Diyarbakır'daki Selahaddin Eyyubi Devlet Hastanesi'nde PKK'lıların sahte isim ya da kayıtsız tedavi edildiğinin ortaya çıkmasının ardından bir
doktor bir
sağlık memuru ve bazı hemşirelerin çatışmada yaralanan teröristlerin tedavisi için gizlice Sur ilçesine götürüldüğü de belirlendi.
Star'ın haberine göre; hemşire B.T., Sur'a giden PKK yandaşı
sağlık personelinin ihanetini ilgili tüm detayları ile anlattı.
Sokağa çıkma yasağının sürdüğü dönemde PKK'lıların kendisinin de aralarında bulunduğu
sağlık görevlilerini Sur'a götürdüğünü belirten hemşire B.T., "Biri
kadın iki kişi gelip bizi alırdı. Sur'a girmeden önce gözlerimiz bağlanırdı. Gözümüzü açtığımızda sığınak gibi bir yerde olduğumuzu gördüm" dedi. Hastanede şahit olduğu tüm ihanetleri polise
haber verdiği ifade eden hemşire B.T, "Çatışmalar devam ederken Dr. E.D.,
sağlık memuru U.K., hemşireler G.D., B.K ve ben; akşam mesai saatinden sonra gizlice Sur'a götürülüyorduk. Dr. E.D.'nin talimatıyla yanımıza aldığımız serum,
ağrı kesici, antibiyotik ve pansuman malzemelerinden oluşan paketleri teröristlere veriyorduk. Kiminin durumu ağırdı, kimi ise sadece bacaklarından yaralanmıştı" diye konuştu.
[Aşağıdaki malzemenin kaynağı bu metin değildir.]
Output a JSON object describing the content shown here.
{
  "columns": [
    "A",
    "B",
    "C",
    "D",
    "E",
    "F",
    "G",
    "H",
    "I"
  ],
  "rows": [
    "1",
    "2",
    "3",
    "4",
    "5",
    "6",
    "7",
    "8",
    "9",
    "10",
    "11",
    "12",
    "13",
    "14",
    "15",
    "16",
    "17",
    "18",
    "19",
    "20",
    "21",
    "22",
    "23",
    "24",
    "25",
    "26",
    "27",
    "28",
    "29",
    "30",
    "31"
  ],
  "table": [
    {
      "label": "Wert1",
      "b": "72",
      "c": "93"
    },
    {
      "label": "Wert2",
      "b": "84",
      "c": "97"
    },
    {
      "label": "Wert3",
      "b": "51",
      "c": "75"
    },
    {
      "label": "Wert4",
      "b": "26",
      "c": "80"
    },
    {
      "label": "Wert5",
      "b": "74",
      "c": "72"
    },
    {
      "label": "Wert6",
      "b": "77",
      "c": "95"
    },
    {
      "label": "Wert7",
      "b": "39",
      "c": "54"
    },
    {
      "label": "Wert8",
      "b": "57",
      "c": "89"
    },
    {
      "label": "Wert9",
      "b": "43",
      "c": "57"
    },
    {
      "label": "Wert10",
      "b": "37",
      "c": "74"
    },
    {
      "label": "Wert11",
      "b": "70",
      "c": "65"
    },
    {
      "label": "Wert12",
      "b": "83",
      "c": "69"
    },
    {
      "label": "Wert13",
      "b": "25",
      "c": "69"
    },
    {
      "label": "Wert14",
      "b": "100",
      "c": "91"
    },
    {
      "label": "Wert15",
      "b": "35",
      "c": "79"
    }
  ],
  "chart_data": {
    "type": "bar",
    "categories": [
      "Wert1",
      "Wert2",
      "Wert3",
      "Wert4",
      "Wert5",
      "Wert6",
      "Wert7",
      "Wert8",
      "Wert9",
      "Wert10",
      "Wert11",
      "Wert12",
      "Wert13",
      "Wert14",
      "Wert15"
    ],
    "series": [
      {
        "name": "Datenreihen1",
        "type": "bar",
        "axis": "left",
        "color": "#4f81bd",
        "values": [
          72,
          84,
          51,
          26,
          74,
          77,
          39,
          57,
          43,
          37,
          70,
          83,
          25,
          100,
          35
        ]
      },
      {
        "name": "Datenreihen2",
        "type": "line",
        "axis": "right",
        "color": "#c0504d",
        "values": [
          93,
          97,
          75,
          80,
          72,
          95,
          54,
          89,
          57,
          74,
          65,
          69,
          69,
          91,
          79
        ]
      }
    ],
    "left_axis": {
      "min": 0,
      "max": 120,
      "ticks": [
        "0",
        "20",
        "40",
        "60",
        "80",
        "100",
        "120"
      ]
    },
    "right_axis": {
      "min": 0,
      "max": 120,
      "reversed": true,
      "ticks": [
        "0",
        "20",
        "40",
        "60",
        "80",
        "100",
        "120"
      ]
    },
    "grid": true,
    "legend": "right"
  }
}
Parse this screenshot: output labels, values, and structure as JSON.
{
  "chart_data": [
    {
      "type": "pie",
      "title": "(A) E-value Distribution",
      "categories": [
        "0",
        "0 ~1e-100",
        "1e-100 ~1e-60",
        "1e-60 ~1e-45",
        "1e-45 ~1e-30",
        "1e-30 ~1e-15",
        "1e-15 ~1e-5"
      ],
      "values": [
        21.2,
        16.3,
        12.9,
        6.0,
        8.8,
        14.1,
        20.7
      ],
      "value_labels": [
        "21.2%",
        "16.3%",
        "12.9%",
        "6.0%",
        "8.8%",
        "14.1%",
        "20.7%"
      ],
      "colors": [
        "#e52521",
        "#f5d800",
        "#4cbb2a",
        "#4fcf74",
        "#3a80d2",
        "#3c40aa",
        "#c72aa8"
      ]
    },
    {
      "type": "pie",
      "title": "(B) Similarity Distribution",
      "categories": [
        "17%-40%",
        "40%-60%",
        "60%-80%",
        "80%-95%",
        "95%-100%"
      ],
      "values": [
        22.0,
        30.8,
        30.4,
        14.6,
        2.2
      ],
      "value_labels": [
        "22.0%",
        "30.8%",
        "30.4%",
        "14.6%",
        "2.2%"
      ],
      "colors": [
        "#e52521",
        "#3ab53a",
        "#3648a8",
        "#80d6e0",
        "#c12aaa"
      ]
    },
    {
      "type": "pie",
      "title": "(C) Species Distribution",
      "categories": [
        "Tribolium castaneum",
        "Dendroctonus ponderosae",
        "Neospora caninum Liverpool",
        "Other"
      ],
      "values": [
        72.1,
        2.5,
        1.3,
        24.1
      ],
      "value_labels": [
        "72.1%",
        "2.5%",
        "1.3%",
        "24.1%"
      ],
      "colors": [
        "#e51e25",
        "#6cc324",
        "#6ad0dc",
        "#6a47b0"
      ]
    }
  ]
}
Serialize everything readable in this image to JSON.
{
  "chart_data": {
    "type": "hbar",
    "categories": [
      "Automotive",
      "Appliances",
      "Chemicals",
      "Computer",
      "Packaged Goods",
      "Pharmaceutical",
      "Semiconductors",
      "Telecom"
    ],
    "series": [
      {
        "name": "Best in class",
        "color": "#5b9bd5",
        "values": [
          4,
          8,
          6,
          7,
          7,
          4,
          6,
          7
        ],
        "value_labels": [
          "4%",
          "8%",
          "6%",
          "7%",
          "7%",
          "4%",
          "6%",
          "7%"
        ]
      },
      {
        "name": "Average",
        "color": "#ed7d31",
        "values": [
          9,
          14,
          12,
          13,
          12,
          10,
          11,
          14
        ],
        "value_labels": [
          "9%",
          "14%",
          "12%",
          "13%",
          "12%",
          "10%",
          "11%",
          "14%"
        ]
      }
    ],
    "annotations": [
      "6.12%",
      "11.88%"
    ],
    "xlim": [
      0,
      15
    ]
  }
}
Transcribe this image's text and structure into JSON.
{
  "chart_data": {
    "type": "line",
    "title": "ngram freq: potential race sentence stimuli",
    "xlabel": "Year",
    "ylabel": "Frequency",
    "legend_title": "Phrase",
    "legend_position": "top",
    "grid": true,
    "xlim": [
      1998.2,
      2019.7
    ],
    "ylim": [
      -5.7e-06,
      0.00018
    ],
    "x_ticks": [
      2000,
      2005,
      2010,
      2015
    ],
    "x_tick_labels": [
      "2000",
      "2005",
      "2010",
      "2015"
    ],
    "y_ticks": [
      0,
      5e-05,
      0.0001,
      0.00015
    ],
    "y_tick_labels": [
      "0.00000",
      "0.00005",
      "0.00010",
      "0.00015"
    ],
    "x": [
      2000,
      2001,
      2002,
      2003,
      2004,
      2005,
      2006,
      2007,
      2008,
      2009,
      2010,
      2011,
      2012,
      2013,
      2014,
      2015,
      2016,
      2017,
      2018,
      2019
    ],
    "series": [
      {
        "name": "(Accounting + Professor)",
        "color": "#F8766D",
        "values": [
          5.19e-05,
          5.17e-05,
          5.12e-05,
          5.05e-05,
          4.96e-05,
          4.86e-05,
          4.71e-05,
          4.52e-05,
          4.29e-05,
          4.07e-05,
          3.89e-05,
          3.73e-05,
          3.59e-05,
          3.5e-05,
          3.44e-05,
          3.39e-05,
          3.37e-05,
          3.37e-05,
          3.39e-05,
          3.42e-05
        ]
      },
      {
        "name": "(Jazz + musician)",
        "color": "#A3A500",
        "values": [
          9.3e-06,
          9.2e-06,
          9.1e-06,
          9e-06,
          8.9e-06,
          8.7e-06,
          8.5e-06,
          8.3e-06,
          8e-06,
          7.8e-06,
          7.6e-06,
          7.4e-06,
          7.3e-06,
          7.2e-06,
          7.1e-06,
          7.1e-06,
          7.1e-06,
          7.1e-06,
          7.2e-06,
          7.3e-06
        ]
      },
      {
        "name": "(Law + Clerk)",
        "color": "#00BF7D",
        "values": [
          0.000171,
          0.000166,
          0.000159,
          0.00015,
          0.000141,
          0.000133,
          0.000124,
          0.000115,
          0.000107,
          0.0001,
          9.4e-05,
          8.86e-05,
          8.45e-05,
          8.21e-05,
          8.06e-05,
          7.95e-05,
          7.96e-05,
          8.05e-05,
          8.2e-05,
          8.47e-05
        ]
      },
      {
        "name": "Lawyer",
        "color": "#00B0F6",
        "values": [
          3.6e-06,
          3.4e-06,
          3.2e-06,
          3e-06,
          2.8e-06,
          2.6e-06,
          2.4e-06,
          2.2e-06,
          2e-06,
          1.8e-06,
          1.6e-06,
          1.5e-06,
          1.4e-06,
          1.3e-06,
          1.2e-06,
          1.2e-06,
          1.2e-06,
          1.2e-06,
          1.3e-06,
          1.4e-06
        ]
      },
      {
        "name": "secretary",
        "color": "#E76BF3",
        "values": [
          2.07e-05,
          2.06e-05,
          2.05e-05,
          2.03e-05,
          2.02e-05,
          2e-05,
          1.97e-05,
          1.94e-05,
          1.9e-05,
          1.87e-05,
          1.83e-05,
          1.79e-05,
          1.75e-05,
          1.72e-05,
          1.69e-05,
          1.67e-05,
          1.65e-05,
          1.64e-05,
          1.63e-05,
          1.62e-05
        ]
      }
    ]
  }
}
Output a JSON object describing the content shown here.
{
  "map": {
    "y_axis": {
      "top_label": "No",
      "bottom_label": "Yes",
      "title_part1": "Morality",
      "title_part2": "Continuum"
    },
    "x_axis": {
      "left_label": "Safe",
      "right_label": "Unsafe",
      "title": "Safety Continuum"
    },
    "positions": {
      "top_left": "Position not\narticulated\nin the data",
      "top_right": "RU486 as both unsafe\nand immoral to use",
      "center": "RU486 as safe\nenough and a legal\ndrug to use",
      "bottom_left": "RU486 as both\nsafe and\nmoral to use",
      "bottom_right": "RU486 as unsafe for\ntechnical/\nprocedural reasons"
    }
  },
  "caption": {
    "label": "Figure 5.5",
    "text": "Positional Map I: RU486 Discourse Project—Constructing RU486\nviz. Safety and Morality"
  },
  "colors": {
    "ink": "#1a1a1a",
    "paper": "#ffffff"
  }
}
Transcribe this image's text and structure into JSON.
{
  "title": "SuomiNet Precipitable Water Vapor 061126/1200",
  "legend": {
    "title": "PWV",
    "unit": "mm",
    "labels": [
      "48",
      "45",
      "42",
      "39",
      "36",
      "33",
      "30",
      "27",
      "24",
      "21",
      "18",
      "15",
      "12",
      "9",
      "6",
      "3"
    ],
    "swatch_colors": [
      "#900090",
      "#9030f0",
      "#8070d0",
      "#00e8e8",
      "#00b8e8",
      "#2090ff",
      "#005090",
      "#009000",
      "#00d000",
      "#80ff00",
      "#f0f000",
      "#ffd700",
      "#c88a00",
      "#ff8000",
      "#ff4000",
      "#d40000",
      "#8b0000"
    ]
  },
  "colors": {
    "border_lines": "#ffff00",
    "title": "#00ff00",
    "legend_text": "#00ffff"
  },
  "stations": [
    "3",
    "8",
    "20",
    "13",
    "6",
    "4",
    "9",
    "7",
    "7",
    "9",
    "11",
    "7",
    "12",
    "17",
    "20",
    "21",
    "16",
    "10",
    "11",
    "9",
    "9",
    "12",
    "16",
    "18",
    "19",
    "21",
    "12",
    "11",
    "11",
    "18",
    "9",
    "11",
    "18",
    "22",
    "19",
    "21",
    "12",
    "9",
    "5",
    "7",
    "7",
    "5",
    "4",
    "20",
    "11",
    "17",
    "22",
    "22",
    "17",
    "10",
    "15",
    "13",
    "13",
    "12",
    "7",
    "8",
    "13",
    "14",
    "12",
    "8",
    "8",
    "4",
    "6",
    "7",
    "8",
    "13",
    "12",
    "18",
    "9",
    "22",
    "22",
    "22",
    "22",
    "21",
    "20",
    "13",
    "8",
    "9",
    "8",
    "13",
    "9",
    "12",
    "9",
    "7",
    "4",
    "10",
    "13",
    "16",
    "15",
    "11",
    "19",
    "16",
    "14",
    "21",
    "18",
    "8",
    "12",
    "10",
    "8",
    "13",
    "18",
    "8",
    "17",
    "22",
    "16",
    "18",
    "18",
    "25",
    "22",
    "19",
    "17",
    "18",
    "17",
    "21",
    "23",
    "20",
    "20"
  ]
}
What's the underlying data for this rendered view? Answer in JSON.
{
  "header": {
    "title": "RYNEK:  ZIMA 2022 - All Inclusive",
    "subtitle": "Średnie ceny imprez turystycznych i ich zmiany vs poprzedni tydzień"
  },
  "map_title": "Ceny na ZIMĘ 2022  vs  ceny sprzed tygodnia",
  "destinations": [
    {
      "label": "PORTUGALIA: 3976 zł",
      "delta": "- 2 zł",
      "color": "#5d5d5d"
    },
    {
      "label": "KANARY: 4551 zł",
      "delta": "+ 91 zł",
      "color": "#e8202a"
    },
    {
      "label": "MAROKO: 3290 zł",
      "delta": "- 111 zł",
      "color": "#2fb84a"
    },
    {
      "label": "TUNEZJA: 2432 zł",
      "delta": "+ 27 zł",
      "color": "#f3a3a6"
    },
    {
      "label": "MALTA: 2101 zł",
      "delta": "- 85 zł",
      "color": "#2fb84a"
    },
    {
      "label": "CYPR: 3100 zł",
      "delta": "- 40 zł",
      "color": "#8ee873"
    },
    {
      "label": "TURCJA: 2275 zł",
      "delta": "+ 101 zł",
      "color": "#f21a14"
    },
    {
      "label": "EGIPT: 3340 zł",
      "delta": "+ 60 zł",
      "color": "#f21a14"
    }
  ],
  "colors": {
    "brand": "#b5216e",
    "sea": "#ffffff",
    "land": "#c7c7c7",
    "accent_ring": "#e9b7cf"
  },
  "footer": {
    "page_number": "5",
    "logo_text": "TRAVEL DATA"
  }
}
Hemşire B.T. aranan teröristlerin yakalanmaması için tedavilerinin yanı sıra
röntgen ve tomografi çekimlerinin de kayıtsız yapıldığını anlattı. B.T. "Hastanın yatması gereken durumlarda ise başkasının ismiyle kayıt açıyorlardı. 8 yıl önce dağa çıkan bir teröristi bu şekilde tedavi ettiler. Bu tür işlerin başında Dr. E. D. ve
sağlık memuru U.K. vardı. Röntgende çalışan B. adında bir
kız vardı. Deşifre olduğu için onu hastaneden aldılar. Bu
kız dışarıdaki PKK'lılarla sürekli irtibattaydı" ifadesini kullandı.
B.T. çatışmalarda yaralanarak hastaneye getirilen asker polislerle ilgilenilmediğini de dile getirdi. B.T. "Sırtı ile karın boşluğu arasından vurulmuş bir
polis memurunu getirdiler. İri yapılı bir
polis memuruydu. Müdahale etmeyip, araştırma hastanesine sevk ettiler. Başka bir gün ise yaralı bir uzman çavuş getirildi, kanaması vardı ve acil müdahale edilmesi gerekiyordu. Bir doktora söyledim 'bu senin işin değil' diyerek beni acil servisten çıkardı. Hiç müdahale etmediler, hastaneden cenazesi çıktı. Bunu gözlerimle gördüm" dedi.
Yaralı teröristlerin tedavisi için adı geçen kişilerin olağanüstü bir çaba sarf ettiklerini belirten B.T., "Yakalanan bir PKK'lı muayene için hastaneye getirildi. Dr. U. ile
röntgen teknisyeni olarak bildiğimiz B. telefonla birilerini aradı, Bir süre sonra taksi ile iki bayan yanlarına geldi. O PKK'lıyı kaçırmayı planladıklarını anladım. Polise
haber verdim planları bozuldu" diye konuştu.
Terör örgütüne yardım eden
doktor ve hemşirelerin hala hastanede çalıştığını belirten B.T., hastaneye hizmet veren taşeron firmaların da PKK'nın kontrolünde olduğunu söyledi.
Sağlık ve Sosyal Hizmet Emekçileri Sendikası'nın PKK'nın hastanedeki sözcüsü ve eli olduğunu belirten B.T. "Temsilcileri de hemşire G.D.'dir. Personel alımı dahi örgütün onayından geçiyor. İstedikleri gibi hareket etmeyenlere her türlü mobingi uyguluyorlar.
Kadın çalışanlara yönelik ise ciddi tacizler var" dedi.